Report: Court Ruling Protects Insurers from Some Consumer Claims

Dec. 30, 2015

Dec. 30, 2015—On Tuesday, the Ohio Supreme Court ruled that laws protecting consumers from deceptive practices do not apply to insurance company vehicle repair estimates, according to a report by Randy Ludlow of The Columbus Dispatch.

The ruling stems from a case where a couple won $30,600 in damages in a dispute over the use of original manufacturer parts in the repair of their sedan that was appealed by Farmers Insurance of Columbus. The couple sued after their car was repaired and they had agreed to pay the cost difference for original manufacturer parts since Farmers only covered the cheaper parts.

The couple sued using the Ohio Consumer Sales Practices Act, which exposes companies to legal liability for unfair or deceptive acts, according the report.

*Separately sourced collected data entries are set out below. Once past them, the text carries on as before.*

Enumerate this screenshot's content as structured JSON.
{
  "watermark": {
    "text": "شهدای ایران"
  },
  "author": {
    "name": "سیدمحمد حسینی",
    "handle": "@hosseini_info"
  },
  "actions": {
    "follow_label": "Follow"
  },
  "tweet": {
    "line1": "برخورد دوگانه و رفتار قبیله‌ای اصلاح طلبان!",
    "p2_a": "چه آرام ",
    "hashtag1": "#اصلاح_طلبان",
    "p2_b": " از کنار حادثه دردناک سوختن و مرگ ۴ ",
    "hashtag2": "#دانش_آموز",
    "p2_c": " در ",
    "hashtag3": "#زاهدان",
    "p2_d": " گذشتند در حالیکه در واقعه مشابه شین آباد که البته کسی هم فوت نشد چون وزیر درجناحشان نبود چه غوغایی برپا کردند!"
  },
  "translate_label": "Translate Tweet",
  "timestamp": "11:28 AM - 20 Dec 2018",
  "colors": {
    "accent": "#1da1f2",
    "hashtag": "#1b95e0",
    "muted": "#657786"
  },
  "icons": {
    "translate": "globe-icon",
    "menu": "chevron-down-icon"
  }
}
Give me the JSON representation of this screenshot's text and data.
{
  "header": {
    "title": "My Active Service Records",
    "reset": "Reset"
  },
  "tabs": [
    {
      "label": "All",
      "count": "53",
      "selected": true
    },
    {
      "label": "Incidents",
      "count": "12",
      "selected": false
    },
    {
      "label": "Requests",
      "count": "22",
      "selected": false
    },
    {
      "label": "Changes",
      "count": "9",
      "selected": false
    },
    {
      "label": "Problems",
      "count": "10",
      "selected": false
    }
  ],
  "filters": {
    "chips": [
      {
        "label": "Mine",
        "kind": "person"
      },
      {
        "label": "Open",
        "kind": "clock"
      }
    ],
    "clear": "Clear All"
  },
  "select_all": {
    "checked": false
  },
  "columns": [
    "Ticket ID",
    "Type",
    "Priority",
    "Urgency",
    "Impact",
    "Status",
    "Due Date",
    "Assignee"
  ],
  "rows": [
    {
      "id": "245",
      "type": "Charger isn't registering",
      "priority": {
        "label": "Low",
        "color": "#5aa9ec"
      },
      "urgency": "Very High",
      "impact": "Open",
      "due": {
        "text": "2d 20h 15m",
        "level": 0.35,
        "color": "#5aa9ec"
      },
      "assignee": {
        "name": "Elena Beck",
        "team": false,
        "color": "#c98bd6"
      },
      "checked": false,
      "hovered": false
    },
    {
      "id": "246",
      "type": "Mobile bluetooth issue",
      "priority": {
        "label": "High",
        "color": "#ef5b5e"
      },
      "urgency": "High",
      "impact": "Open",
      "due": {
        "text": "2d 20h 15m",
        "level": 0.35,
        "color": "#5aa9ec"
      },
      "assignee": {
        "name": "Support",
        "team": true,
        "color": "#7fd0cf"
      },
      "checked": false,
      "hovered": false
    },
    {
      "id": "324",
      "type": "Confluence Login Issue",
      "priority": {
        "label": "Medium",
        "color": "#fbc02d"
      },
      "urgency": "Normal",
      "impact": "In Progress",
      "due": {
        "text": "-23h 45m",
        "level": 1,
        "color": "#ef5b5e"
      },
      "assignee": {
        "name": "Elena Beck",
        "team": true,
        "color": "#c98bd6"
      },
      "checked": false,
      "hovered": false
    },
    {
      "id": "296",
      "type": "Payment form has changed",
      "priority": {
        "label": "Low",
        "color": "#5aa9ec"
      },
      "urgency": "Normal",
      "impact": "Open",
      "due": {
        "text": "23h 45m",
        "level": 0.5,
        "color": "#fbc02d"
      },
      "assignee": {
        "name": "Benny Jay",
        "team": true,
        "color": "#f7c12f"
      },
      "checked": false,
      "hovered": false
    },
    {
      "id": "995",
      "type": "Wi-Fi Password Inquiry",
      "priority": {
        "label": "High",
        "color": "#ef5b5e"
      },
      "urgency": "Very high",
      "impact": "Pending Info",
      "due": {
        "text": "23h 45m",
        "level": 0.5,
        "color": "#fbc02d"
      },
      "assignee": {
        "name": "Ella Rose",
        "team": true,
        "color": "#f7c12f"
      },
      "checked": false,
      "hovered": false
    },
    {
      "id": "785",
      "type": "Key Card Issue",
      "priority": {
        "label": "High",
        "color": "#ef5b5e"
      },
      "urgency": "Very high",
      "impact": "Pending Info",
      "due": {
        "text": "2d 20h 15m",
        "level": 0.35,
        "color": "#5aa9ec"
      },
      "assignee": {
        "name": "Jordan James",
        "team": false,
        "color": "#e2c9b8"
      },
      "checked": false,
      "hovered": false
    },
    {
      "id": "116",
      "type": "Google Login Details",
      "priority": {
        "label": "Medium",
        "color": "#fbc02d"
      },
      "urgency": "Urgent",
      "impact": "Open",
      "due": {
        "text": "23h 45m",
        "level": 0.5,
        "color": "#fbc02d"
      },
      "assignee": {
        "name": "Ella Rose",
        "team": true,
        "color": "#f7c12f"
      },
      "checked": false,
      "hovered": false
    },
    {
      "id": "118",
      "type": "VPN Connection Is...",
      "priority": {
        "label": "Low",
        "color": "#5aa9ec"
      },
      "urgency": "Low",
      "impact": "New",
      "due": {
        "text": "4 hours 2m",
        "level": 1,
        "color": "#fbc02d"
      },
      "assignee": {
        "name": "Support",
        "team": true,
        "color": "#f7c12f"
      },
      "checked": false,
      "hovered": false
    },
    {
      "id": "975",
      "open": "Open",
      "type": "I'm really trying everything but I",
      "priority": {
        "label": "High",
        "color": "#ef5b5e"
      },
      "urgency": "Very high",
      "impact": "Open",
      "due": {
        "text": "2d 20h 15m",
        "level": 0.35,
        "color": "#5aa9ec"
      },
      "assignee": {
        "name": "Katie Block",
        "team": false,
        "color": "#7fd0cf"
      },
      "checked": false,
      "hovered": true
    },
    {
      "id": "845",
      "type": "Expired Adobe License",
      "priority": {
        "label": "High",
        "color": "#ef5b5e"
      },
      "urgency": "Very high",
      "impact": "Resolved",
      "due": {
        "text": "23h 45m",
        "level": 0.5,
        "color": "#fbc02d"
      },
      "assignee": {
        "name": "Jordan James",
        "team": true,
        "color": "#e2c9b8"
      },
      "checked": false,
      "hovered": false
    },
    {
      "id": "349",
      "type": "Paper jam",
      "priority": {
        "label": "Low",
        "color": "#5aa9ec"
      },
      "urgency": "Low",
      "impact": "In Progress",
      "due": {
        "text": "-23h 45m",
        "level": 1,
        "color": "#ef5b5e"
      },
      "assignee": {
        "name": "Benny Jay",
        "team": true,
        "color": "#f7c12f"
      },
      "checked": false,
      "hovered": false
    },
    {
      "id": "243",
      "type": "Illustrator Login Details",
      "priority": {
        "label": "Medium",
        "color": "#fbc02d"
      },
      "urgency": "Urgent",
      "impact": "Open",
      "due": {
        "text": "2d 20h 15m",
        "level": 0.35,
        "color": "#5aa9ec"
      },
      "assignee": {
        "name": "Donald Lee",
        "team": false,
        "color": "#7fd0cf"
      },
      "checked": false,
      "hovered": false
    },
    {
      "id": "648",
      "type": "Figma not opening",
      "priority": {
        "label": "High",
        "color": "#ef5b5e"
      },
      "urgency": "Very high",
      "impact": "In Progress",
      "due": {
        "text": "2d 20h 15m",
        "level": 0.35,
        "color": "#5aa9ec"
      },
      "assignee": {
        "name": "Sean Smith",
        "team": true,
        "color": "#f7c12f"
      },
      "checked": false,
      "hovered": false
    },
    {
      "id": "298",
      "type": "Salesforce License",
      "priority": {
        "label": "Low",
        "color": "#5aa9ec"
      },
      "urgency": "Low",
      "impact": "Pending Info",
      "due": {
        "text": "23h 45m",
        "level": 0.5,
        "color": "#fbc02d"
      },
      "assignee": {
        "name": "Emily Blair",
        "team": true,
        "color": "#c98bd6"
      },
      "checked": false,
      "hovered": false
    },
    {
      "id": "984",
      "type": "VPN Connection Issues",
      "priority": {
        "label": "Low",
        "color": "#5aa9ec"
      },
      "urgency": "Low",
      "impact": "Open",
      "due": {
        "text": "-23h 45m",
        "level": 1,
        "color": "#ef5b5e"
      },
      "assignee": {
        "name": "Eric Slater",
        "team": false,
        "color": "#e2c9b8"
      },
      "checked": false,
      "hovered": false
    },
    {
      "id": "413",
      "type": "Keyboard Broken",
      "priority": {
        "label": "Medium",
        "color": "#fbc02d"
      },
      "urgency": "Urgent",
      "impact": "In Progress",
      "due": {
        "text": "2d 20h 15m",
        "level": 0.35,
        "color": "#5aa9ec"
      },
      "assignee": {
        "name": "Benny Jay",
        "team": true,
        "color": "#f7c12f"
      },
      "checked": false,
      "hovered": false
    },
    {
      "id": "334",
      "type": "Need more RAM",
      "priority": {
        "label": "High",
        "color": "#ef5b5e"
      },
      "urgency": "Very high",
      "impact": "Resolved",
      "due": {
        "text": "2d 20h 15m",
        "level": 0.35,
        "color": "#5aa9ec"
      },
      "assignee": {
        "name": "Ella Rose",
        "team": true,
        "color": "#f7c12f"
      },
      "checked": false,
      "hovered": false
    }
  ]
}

A trial court found they were entitled to damages because Farmers Insurance did not have their signatures on the repair estimate that was calculated with the use of non-original parts.

A 5-2 vote in the Ohio Supreme Court overturned the lower-court rulings that insurers providing repair estimates to their customers are not engaging in “consumer transactions.”

Chief Justice Maureen O’Conner wrote for the majority and said that a 1990 law concerning consumer consent to repair estimates involving non-original parts specifically exempts dealings between insurers and customers from the definition of a “consumer transaction. Damage claims can be filed against repair shops for deceptive acts involving the use of non-original manufacturer parts when they are prohibited and Ohioans can dispute insurers’ repair estimates under other consumer-protection laws,” according to the report.